[Date Prev][Date Next] [Chronological] [Thread] [Top]

(ITS#6845) sortvals oddities - with more information



Full_Name: Andrew Elble
Version: 2.4.24 / CVS Head
OS: Solaris / MacOS
URL: 
Submission from: (NULL) (129.21.6.207)


  We are using sortvals on both member and memberUid. We have been
seeing duplicate member/memberUid attributes on some objects that have
been modified (as well as a lack of sorting on those attributes). It
seemed that there was a correlation between modifies to objects that
experienced deadlocks and the objects that had duplicate
member/memberUid attributes on them. We put the seqmod overlay in
place - and this reduced the number of occurrences of the issue but
did not eliminate them.

Upon further investigation, I discovered that it was possible to
bypass the sorting behavior if the object was not created with an
instance of the attribute with sorting enabled as a part of it.

It would seem that attr_merge() (in attr.c) should have something like this:

        if ( *a == NULL ) {
                *a = attr_alloc( desc );
                if (desc->ad_type->sat_flags & SLAP_AT_SORTED_VAL) {
                  (*a)->a_flags |= SLAP_ATTR_SORTED_VALS;
                }
        } else {

Further pursuing the issue, I started to focus on the index deletion
code that was changed as a part of ITS#5183. Specifically, the
portion of code within bdb_modify_internal() (in back-bdb/modify.c)
that is commented:

                  /* Move deleted values to end of array */

This code modifies save_attrs, which is actually apparently a pointer
to memory that resides within the cache.
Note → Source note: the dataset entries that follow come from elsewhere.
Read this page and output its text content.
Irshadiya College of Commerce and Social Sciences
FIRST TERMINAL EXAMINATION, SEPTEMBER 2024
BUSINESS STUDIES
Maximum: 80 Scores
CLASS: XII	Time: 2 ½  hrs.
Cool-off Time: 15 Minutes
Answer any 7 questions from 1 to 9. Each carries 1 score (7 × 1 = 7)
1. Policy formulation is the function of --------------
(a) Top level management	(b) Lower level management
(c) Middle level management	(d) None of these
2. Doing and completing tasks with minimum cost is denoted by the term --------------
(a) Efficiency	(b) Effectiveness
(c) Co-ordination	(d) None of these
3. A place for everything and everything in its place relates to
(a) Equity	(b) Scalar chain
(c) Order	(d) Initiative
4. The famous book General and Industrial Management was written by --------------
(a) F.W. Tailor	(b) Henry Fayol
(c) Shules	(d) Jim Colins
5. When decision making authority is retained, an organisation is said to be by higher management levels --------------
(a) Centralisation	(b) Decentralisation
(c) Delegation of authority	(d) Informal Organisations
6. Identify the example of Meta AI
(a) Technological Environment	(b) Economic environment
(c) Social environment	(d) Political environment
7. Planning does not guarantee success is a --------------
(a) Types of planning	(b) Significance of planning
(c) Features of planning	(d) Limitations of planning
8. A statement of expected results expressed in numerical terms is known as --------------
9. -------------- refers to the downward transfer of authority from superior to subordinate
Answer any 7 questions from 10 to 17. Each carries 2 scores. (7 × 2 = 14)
If a deadlock occurs, these
changes are not reverted, thereby corrupting the entry in the cache. I
replaced this code with the pre-ITS#5183 code and I am no longer able
to 'break' the object and insert duplicate member/memberUids.

I also found it surprising that the call to bdb_idl_cache_del() in
bdb_idl_delete_key() in back-bdb/idl.c occurred prior to any calls to
the database?

I can answer any questions about the specifics of the environment
in which where we are seeing this - it is a somewhat difficult problem to
reproduce outside of our production environment. I'm not terribly
familiar with the code - I'm looking to see if I have collected enough
data here to open an ITS to have this fixed. (or if I'm just way off base)


Thanks,

Andy